The student, who attended KenyonCollege in Ohio, left for the Middle East at the end of May, planning a three month visit.

He was known to take a keen interest in the social and political turmoil spreading throughout the region, after he spent some time with a host family in Morocco at the beginning of the Arab Spring three years ago.

“He had a passion for learning about other people and other cultures,” said Marc Bragin, Kenyon’s Jewish chaplain. “He was truly interested in listening to what other people had to say, which for a 21-year-old is not that common.”

His family said he had gone to Egypt to teach English to young children, while also working to improve his Arabic skills.

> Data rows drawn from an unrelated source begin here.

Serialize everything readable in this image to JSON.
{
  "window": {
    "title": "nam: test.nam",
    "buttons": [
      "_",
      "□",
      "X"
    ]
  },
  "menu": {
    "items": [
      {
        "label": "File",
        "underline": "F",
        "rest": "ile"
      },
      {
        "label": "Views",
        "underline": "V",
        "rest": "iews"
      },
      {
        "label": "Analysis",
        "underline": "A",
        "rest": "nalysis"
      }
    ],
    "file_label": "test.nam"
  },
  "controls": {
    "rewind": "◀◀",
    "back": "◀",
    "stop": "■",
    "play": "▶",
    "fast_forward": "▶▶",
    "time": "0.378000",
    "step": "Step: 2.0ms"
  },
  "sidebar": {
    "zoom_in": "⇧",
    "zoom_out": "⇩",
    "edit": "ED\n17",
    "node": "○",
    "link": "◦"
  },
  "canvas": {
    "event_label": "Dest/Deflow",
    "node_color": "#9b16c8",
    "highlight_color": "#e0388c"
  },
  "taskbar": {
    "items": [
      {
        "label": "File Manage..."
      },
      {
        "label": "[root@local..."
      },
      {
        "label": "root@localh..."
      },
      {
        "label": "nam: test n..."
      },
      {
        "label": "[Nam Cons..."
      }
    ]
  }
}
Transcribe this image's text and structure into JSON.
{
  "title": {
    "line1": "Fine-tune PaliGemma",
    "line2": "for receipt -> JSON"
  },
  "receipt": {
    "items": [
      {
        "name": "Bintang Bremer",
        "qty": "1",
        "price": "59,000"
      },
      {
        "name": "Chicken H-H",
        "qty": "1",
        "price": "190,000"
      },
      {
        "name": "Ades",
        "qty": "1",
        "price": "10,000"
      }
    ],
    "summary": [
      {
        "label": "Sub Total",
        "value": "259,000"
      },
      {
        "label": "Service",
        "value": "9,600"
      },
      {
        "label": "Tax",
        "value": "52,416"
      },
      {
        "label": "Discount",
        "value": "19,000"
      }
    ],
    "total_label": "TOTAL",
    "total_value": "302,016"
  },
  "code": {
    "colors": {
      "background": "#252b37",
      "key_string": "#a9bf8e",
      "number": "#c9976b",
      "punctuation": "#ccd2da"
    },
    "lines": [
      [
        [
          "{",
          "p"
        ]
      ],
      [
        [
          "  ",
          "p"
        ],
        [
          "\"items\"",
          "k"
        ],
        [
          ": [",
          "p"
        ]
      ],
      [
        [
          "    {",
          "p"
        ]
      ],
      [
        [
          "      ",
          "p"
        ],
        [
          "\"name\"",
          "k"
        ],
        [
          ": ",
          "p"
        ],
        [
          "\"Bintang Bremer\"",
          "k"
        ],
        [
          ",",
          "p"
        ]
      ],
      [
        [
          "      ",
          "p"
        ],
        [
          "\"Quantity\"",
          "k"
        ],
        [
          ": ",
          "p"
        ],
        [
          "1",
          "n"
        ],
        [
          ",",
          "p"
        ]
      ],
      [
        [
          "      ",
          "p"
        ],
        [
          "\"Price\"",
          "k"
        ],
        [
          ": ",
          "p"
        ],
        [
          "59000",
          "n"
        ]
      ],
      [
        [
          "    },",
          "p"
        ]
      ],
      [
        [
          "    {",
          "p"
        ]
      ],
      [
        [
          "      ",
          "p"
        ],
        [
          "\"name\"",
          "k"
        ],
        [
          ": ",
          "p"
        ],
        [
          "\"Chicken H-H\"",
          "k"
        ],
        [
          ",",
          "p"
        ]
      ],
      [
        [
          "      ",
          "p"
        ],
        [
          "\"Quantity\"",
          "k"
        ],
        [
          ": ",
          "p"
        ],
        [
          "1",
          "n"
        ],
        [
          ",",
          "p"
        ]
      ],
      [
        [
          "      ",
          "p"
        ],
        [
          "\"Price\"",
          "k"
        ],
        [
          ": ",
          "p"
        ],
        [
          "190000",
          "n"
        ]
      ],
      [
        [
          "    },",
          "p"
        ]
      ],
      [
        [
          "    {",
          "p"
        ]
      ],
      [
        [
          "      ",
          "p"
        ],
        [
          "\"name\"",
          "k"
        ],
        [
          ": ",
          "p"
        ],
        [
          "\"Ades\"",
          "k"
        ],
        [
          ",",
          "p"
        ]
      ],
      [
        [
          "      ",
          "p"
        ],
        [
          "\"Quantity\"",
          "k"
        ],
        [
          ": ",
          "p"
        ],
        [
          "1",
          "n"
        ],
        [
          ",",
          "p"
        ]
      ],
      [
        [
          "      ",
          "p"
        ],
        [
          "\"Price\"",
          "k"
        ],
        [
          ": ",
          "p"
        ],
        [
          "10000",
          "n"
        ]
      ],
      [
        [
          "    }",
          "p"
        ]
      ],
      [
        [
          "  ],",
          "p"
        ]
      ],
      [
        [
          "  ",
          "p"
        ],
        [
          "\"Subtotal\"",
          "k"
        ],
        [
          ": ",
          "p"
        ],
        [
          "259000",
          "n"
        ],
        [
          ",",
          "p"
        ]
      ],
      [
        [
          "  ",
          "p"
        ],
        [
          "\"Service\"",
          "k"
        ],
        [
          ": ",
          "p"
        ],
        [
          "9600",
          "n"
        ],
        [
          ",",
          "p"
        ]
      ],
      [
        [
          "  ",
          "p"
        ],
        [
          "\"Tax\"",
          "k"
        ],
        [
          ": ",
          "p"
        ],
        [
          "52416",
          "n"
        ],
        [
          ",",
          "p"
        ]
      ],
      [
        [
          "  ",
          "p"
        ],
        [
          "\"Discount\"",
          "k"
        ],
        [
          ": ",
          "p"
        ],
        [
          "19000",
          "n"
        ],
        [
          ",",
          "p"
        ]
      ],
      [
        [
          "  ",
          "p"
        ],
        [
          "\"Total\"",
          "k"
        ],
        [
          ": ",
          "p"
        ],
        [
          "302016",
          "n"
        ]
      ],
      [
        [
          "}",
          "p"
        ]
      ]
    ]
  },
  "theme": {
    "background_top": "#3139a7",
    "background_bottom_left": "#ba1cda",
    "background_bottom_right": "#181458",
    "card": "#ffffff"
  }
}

Among those paying tribute were friends and family members. Meryn Chimes, 20, said she had last heard from him through Facebook on Tuesday, when he had said that the students were struggling with English lessons.

“Andrew’s world was one in which he saw the best in everyone,” she said.

The violence was not limited to Alexandria, with several cities throughout the country witnessing clashes over the weekend.

The latest trouble is being orchestrated by opponents of Mohammed Morsi, the Muslim Brotherhood president critics say is now emulating the dictatorial style of former ruler Hosni Mubarak.

Four government ministers were this week reported to have resigned, and the Muslim Brotherhood headquarters were ransacked by a group of armed men, an act the ruling party said on had “crossed a red line”.